According to some polls, he will not only win the election but also could attract more votes than the Conservative and Labour parties combined. If that happens it would be absolutely astonishing. But even if he doesn’t scale quite the heights some polls indicate, it doesn’t really matter – Farage has still won hands down. For a party formed just six weeks ago to totally dominate a national election campaign and turn the normally slick party machines of his rivals into a panic-stricken shambles is simply extraordinary.
This result could be even more significant than the 2014 election when Ukip topped the polls. Then the vote was interpreted as a not-so-gentle nudge to David Cameron’s Conservatives to be braver on negotiating reform with the EU.
This time the result is far deadlier. Farage set out to destroy the Conservative Party and he has already gone a long way towards achieving that aim (admittedly with a lot of help from the Conservatives themselves). Remarkably, he has also managed to inflict grievous wounds on Labour, which has belatedly discovered that if you sit on the fence long enough the only thing you end up with is a big splinter in the backside.
This is what happens to political parties that make solemn promises in their manifestoes and then cynically break them. Voters aren’t stupid. How has Farage achieved this? Firstly, the key message has been simple and clear (the clue is in the party’s name) and the delivery has been consistent and tightly focussed.
Contrast this with the dismal campaign of another new party, the pro-EU Change UK, or whatever they are calling themselves this week, but the other parties weren’t much better. The Brexit Party also managed to unify the Leave side of the argument. Again contrast this with the constant squabbling between Labour Remainers, the Lib Dems and the Green Party. Quite remarkably the Brexit Party – dominated by characters such as Farage and Ann Widdecombe, with decades of political activism behind them – managed to convince people they were the new kids on the block.
They sold themselves successfully as a new, insurgent force that will lead the fightback against a smug, entitled establishment that refused to honour the 2016 Referendum result. Infuriatingly for Remainers, all the attacks on Farage – from the BBC’s clumsy attempts at “gotcha” interviews to left-wing thugs with milkshakes – only served to make him all the stronger. One thing is clear – public trust in our political institutions has been disastrously eroded by the failure to deliver Brexit, and this dovetails perfectly with Farage’s anti-establishment worldview.

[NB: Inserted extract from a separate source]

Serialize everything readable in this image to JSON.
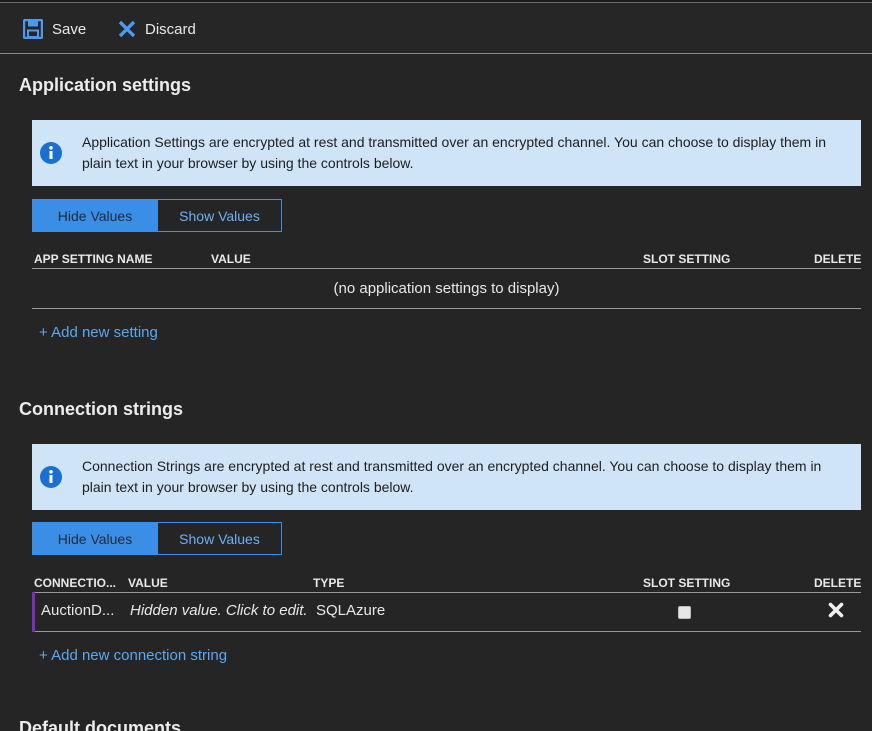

Farage pitches it as a battle between him and the Brexit Party against the Government, Parliament, the civil service, the courts, the media, the Electoral Commission, the CBI, the unions and of course the EU. What happens now? First, the Conservatives will choose a committed Brexiteer as their next leader to try to make up some of the ground lost to Farage. Whether the current favourite, Boris Johnson, or any of the other contenders could negotiate an improved Brexit deal with the EU before October 31 when we are finally due to leave, is anyone’s guess.
Second, a “no deal” Brexit is now much more likely – indeed, an increasing number of Leave voters who would have previously accepted Theresa May’s compromise deal, will now settle for nothing short of a clean break.
Oh the delicious irony that fanatical Remainers, by their constant whingeing and refusal to accept a democratic vote, may help to deliver the result they dreaded most of all.
In the longer term, the spectre of Farage and the Brexit Party standing in a general election must be worrying the main parties sick.
And if MPs conspire to revoke Article 50 and cancel Brexit altogether there would be a collective howl of rage from voters that could propel Farage to even greater electoral success and perhaps – who knows? – into Number 10 itself. We live in crazy times and stranger things have happened. The brutal truth for Remainers is this – the only way to stop Farage is by delivering Brexit.